The New “Causal” Research on School Spending is Not Causal

MagrittePipe.jpg

Some researchers and journalists have become very excited about a new set of studies that claim to find a causal relationship between increasing school spending and improving student outcomes.  These folks acknowledge that the vast majority of earlier research found no relationship between additional resources and stronger results, but that research was purely observational.  Perhaps school systems with weaker outcomes tend to get a larger share of increased spending, creating the false impression that more money doesn’t help.  That is, perhaps bad outcomes often cause more money, not the other way around.

There is a new wave of research that claims to find the causal relationship between school spending and student outcomes and those new results are much more positive.  The problem is that the new research pretty clearly falls short of having strong causal research designs.  Instead, the new research just seems to be substituting different non-causal methods with a different potential direction of bias for the old ones.

The new “causal” studies generally come in two types — regression discontinuity (RD) studies of bond referenda and instrumental variable (IV) analyses of court-ordered spending increases.  While RD and IV designs can produce results that approximate a randomized experiment and can be thought of as causal, the RD and IV studies in this new literature generally fail to meet the requirements for those designs to effectively approximate randomized experiments.  That is, the new “causal” research on school spending is not really causal.

To illustrate the problem with the use of RD to study bond referenda, let’s look at the study that was just published in the Journal of Public Economics (JPE), a very high-status journal. A working paper version of this study that is not behind a pay wall can also be found here. The idea of this RD, like others in the new school spending literature, is that bond referenda that barely pass and those that barely fail can be treated as approximating a randomized experiment.  That is, there is a large element of luck in whether a bond barely passes or not, so by chance some schools get extra money and others do not.  If those that get that extra money by luck produce better student outcomes over time than those that don’t get the extra money by chance, then we can say that money — and not other factors — caused the change in outcomes.

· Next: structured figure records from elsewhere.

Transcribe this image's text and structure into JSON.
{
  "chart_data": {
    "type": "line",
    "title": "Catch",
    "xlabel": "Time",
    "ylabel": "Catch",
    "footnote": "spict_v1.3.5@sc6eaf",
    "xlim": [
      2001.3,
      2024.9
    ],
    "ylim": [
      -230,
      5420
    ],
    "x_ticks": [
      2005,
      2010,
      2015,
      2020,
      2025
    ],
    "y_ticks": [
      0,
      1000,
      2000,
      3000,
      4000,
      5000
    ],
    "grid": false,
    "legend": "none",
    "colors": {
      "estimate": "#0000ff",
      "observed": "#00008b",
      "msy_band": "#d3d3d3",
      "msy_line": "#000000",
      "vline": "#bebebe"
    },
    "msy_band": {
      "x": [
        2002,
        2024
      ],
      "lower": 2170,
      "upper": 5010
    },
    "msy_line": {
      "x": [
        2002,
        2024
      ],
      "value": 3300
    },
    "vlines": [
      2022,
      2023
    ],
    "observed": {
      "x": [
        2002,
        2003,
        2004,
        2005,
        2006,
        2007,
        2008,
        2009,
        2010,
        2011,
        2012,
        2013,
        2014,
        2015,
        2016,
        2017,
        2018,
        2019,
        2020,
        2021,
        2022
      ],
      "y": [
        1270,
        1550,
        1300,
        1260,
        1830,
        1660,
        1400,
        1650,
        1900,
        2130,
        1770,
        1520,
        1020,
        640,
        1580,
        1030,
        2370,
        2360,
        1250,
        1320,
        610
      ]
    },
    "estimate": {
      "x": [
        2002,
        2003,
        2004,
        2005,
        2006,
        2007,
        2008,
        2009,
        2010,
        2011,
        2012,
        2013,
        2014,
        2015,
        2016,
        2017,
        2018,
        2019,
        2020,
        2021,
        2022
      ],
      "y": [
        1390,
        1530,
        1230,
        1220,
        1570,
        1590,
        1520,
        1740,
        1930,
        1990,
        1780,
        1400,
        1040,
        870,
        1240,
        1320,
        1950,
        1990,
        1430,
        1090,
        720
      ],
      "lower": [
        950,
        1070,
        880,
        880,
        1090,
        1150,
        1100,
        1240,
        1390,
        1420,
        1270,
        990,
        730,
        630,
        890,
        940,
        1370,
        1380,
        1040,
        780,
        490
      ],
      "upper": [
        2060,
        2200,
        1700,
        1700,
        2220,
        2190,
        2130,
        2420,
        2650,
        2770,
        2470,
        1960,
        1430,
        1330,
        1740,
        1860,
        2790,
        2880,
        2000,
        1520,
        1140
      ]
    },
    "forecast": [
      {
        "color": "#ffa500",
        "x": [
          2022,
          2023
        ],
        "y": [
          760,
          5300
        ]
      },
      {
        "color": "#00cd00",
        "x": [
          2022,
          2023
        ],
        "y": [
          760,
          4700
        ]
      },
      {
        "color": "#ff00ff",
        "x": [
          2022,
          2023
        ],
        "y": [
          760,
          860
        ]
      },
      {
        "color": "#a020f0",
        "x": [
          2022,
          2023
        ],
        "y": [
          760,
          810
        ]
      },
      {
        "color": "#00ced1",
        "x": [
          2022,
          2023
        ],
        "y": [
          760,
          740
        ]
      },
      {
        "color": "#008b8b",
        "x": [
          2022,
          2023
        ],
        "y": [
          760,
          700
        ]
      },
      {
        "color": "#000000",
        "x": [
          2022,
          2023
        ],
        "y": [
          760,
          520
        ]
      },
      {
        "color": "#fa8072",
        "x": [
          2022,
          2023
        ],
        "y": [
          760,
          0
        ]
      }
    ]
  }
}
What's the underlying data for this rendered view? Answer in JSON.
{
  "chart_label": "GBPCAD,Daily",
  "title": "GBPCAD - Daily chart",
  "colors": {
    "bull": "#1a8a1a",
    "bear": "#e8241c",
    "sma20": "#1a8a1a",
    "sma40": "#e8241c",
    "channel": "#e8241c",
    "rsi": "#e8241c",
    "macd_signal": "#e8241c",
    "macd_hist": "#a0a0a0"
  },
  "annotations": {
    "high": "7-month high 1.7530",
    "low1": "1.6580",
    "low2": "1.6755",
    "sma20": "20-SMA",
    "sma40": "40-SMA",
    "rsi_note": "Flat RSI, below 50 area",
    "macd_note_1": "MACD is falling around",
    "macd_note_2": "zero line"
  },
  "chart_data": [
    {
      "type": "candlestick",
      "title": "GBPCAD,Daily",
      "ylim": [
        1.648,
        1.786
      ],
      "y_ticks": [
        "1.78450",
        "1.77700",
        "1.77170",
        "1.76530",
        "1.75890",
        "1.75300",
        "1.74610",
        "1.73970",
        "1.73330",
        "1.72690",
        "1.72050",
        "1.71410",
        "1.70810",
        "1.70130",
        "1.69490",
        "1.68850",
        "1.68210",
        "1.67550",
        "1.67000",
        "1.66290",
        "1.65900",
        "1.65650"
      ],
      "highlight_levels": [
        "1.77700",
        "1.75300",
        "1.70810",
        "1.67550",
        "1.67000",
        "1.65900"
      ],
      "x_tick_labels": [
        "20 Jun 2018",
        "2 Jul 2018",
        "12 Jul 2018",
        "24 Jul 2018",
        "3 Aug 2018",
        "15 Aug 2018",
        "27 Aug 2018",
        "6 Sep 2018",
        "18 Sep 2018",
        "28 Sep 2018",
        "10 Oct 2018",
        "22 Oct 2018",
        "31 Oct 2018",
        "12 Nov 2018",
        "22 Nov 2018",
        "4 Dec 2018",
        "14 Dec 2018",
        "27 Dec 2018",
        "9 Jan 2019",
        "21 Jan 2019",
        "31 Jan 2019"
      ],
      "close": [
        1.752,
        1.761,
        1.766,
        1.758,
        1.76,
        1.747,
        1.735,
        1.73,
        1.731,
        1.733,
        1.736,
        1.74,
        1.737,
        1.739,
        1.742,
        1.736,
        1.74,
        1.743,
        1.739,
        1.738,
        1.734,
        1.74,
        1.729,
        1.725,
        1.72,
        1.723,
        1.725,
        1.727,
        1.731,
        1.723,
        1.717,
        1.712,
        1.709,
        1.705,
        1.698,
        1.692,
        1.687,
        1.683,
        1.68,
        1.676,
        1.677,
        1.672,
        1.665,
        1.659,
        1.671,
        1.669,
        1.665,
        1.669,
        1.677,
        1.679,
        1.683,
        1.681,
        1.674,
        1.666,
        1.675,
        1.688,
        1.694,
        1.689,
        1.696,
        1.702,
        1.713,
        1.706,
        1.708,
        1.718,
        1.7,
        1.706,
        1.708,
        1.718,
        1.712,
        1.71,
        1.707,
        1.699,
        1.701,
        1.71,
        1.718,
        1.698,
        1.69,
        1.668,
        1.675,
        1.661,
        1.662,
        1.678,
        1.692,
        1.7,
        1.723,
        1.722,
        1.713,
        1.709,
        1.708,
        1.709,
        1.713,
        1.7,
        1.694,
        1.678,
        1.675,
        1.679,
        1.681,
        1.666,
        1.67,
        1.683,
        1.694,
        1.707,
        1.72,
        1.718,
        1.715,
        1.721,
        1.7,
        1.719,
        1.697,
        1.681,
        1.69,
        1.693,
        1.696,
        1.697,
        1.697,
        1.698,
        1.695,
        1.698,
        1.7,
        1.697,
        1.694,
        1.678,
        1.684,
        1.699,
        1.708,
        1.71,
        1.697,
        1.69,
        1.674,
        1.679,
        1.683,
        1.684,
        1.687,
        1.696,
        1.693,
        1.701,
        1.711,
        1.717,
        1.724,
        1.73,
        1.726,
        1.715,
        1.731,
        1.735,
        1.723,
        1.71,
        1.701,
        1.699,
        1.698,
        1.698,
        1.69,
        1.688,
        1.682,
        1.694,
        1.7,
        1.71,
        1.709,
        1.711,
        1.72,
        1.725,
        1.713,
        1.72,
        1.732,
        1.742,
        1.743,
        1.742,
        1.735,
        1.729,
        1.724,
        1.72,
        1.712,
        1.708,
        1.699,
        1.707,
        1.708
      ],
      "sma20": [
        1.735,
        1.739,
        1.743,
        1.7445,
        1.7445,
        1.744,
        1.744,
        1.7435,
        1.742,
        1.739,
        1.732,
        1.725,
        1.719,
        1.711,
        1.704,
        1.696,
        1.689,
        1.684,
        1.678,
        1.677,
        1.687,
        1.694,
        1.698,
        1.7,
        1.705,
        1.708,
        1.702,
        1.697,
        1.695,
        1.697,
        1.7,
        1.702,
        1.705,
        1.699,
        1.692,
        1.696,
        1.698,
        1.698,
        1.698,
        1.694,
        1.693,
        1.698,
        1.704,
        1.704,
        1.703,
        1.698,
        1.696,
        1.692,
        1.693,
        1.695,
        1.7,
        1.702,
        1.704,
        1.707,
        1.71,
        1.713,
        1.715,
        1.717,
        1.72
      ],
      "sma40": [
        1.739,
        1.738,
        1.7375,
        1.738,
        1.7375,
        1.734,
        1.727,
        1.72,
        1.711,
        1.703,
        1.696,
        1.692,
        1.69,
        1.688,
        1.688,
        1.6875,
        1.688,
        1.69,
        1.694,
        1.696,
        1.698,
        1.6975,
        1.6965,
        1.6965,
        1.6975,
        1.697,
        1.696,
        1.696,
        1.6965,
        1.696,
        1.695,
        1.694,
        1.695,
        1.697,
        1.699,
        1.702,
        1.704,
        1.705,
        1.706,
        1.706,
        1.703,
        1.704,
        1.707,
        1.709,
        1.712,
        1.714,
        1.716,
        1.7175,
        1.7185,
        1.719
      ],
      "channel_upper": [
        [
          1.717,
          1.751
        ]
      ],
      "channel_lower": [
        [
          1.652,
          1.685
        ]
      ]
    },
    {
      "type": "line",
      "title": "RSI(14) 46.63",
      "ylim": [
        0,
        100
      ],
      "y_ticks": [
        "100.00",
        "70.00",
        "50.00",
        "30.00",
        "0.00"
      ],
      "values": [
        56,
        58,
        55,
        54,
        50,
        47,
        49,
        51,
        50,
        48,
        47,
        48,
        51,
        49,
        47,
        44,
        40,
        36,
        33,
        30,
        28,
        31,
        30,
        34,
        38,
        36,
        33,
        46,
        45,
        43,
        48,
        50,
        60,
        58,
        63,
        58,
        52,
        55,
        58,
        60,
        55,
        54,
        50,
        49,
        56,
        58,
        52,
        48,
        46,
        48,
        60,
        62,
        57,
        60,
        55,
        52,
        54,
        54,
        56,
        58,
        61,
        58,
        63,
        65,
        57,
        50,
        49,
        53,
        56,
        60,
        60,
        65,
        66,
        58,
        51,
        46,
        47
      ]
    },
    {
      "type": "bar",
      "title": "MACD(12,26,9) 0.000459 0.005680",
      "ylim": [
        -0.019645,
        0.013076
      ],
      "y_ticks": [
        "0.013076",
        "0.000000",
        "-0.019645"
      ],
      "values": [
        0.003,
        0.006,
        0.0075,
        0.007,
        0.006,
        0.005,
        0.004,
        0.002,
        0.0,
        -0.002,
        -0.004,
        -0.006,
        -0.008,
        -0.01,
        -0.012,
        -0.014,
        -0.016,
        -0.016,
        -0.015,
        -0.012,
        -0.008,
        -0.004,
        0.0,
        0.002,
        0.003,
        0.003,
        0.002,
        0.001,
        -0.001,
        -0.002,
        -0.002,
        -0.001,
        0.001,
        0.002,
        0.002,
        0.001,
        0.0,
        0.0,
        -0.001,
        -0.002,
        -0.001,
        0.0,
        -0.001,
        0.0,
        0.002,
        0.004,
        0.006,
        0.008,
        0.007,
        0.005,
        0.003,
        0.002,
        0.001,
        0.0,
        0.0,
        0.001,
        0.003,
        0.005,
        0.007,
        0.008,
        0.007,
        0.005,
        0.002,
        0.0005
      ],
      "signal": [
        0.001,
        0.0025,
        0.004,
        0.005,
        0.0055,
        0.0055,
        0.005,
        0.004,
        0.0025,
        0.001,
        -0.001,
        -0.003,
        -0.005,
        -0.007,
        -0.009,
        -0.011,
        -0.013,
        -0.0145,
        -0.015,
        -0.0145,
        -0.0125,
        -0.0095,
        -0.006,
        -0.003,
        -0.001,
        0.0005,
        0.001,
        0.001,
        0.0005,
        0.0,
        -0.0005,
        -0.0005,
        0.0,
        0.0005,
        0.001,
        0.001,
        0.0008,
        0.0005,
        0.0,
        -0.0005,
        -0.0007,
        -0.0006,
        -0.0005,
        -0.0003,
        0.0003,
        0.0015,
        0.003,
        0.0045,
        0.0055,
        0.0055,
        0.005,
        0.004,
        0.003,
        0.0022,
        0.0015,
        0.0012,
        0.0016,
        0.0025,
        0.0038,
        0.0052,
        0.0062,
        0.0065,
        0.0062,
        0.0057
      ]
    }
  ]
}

The JPE study, like most of the other RD studies in this new literature, falls short of approximating a randomized experiment in two ways.  First, we can only view RD results as causal if the set of observations examined is sufficiently narrow that we can plausibly think that it is effectively chance whether the treatment is received or not.  But the JPE study defines bond referenda as “near the threshold” for passing if they are withing 20 percentage points of the percent required for passage of the referendum.  That is, if 50% is needed to pass a referendum, the JPE study would define the election as “near the threshold” if the bond received between 30% and 70% of the vote.  This bandwidth is so wide that it includes almost two-thirds of all bond referenda in the states they examine.  To call this “near the threshold” is misleading.  And it is simply implausible to think of any outcome between receiving 30% and 70% of the vote as a matter of luck.

Second, we can only view RD results as causal if actors have no control over whether they fall on one side or another of the threshold.  In the case of bond referenda that requirement is clearly violated.  Districts choose whether and when to hold a referendum and they do so based on their estimated likelihood of prevailing.  In addition, districts try to have a finger on the pulse of the campaign and can alter the effort by them and their allies to improve the chances of victory.  In sum, whether districts win or lose referenda is partially a function of their political competence and resources, which are qualities that the researchers cannot observe or control and yet are likely to be associated with changes in student outcomes over time.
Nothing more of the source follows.